For now, Alison Sobeck, a senior health studies major, has the equally important job of teaching Agnes basic commands and providing her with opportunities for exposure and socialization.
Sobeck is raising one of eight puppies currently in residence at the University through PRoUD, Puppy Raisers of UD. The club has about 40 active members, with three categories of involvement—puppy raisers, secondary puppy raisers and puppy sitters.

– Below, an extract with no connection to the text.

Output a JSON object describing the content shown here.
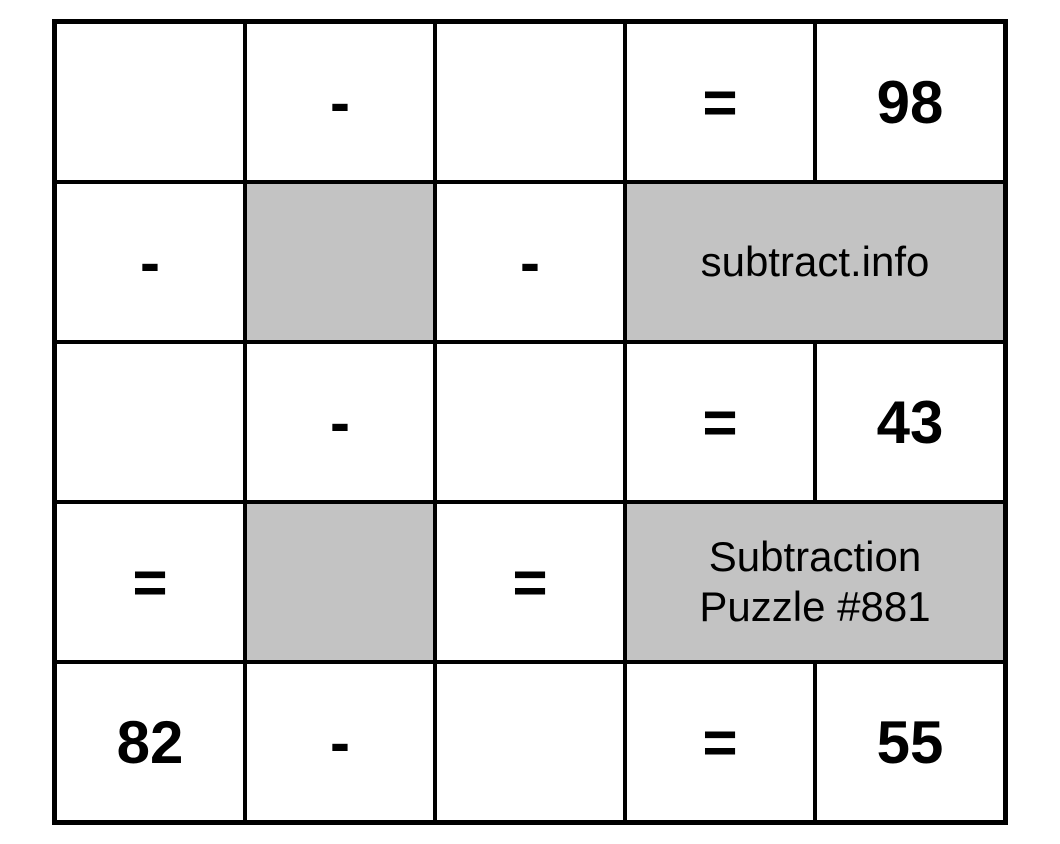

“We want people to understand that puppy raising and sitting are major responsibilities,” Sobeck says. “PRoUD is about much more than playing with a cute puppy for awhile and then walking away. It’s a 24/7 job, and we’re fully responsible for feeding these animals, housebreaking them and teaching them basic obedience so they’re ready to be trained as guide dogs when they’re 14 to 16 months old.”
A key part of the early training for the puppies involves exposing them to a variety of social situations, similar to what they will encounter as working dogs. So, like the other puppy raisers in PRoUD, Sobeck takes Agnes everywhere, from the classroom to the coffee shop.
The UD puppy-raising club is one of only two on college campuses — the other is at Rutgers University in New Jersey.
Located in Morristown, N.J., The Seeing Eye Inc. is the oldest existing guide dog school in the world. Its mission is to enhance the independence, dignity and self-confidence of blind people through the use of Seeing Eye dogs.